Cold and dry conditions have arrested growth in wheat and barley crops in Queensland, where trade is thin and coming mostly from grower-to-trade sales.
Barley stocks are running low in the north ahead of a big and early new crop, but wheat is filtering out of on-farm storage and depots, bound mostly for the consumer.
Sorghum is drifting into bulk export, mostly via Newcastle, and Alliance Grains director Luke Walker said it has found just about all the domestic homes it can after a prolonged and wet harvest.
“Feedlots were starting to look at sorghum, and then wheat got cheaper,” Mr Walker said.
Sorghum may have made its way into a few custom-feeder rations if its discount to wheat was big enough, but wheat’s tumble of recent weeks has priced it in and sorghum out.
Mr Walker said growers were looking at a big chickpea crop as their major cash earner straight off the header, and wheat being offered November-December has been attracting little interest.
Trade source say up-country grain in Victoria is more expensive than it should be relative to the delivered Melbourne market.
“There are two markets trading; if you want to buy it locally, you have to pay up.”
The abnormally thin spread between up-country and port demand reflects both strong demand for sheep and cattle feed, unusual at this time of year, and lacklustre export demand.
In the southern half of NSW, conditions range from bordering on too wet in parts of the Lachlan Valley to comfortable in much of the Riverina.

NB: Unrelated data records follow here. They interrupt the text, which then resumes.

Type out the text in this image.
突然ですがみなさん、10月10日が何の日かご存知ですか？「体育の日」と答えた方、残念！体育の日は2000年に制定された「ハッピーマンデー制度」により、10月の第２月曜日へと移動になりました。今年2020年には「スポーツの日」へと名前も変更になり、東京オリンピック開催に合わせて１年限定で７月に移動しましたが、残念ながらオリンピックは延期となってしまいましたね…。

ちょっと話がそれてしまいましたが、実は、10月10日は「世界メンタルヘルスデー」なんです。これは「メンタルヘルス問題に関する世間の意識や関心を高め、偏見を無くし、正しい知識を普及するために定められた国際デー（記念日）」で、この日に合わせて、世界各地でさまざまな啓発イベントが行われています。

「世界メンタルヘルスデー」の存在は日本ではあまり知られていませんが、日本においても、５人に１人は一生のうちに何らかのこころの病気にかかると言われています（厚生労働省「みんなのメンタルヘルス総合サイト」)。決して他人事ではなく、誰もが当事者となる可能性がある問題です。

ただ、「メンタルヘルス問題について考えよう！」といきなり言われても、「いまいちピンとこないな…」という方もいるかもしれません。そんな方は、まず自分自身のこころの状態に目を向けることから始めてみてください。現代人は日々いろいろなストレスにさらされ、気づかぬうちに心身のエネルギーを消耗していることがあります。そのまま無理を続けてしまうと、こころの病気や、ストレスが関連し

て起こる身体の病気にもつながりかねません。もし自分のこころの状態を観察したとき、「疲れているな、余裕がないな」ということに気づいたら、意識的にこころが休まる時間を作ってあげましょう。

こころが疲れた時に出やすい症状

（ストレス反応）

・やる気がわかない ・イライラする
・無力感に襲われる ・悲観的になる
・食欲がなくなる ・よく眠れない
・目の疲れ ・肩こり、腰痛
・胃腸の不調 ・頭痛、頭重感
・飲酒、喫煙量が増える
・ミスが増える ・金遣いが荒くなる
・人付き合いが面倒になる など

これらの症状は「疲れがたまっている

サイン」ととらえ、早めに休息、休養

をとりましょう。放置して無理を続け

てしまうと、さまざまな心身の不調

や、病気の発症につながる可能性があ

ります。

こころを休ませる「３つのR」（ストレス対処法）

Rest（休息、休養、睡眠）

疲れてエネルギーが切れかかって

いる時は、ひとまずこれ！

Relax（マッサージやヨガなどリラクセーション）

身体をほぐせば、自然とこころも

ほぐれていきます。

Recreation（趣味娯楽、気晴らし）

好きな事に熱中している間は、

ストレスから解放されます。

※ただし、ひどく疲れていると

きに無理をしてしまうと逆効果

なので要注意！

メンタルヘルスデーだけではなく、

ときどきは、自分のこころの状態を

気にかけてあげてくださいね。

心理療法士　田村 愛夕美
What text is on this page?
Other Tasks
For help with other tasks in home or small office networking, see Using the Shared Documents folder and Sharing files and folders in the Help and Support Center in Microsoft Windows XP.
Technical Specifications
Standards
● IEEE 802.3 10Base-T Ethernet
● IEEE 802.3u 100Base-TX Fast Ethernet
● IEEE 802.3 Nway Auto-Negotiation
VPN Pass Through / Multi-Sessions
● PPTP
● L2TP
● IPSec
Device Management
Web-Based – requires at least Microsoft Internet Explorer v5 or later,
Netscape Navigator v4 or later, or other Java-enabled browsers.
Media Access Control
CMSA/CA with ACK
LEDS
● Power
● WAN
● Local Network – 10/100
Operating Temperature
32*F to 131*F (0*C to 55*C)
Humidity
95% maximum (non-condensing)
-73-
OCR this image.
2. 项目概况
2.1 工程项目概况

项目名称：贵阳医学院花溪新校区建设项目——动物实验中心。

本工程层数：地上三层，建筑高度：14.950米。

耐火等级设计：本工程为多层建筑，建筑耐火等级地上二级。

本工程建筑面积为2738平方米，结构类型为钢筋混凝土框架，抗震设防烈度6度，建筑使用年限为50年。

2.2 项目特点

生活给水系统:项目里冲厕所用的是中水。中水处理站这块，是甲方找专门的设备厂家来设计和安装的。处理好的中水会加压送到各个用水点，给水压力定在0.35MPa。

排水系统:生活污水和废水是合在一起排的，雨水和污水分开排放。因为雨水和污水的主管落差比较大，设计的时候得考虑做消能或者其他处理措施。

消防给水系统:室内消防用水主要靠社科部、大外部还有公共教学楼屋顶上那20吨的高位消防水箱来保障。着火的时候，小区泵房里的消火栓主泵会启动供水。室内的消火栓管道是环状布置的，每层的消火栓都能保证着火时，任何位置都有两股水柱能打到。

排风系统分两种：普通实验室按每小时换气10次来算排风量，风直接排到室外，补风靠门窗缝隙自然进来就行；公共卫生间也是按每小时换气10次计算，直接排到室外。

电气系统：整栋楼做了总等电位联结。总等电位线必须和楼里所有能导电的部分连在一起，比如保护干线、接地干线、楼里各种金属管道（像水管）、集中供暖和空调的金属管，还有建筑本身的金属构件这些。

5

At Wagga Wagga, Peters Commodities trader Peter Gerhardy said 10-15mm early this week has bolstered moisture reserves in many of the district’s crops.
“We’re comfortable for now, but the crops are definitely late,” Mr Gerhardy said.
That extends to many Victorian and eastern South Australian regions, and Mr Gerhardy said growers were understandably loath to forward sell, based on yield prospects that are far from assured.
“New-crop is attracting no interest; no-one’s full of confidence.”
Consumers with more to buy ahead of new crop seem to be sitting out in the hope that more bearish news from the Northern Hemisphere filters south and prices drop accordingly.
Plenty of bunkers in Vic are yet to empty, so carryout of wheat into new-crop looks like being considerable.
“I think the consumer’s pretty comfortable; they’ve got a fair bit of cover on…and there are limited homes for grain at the moment.”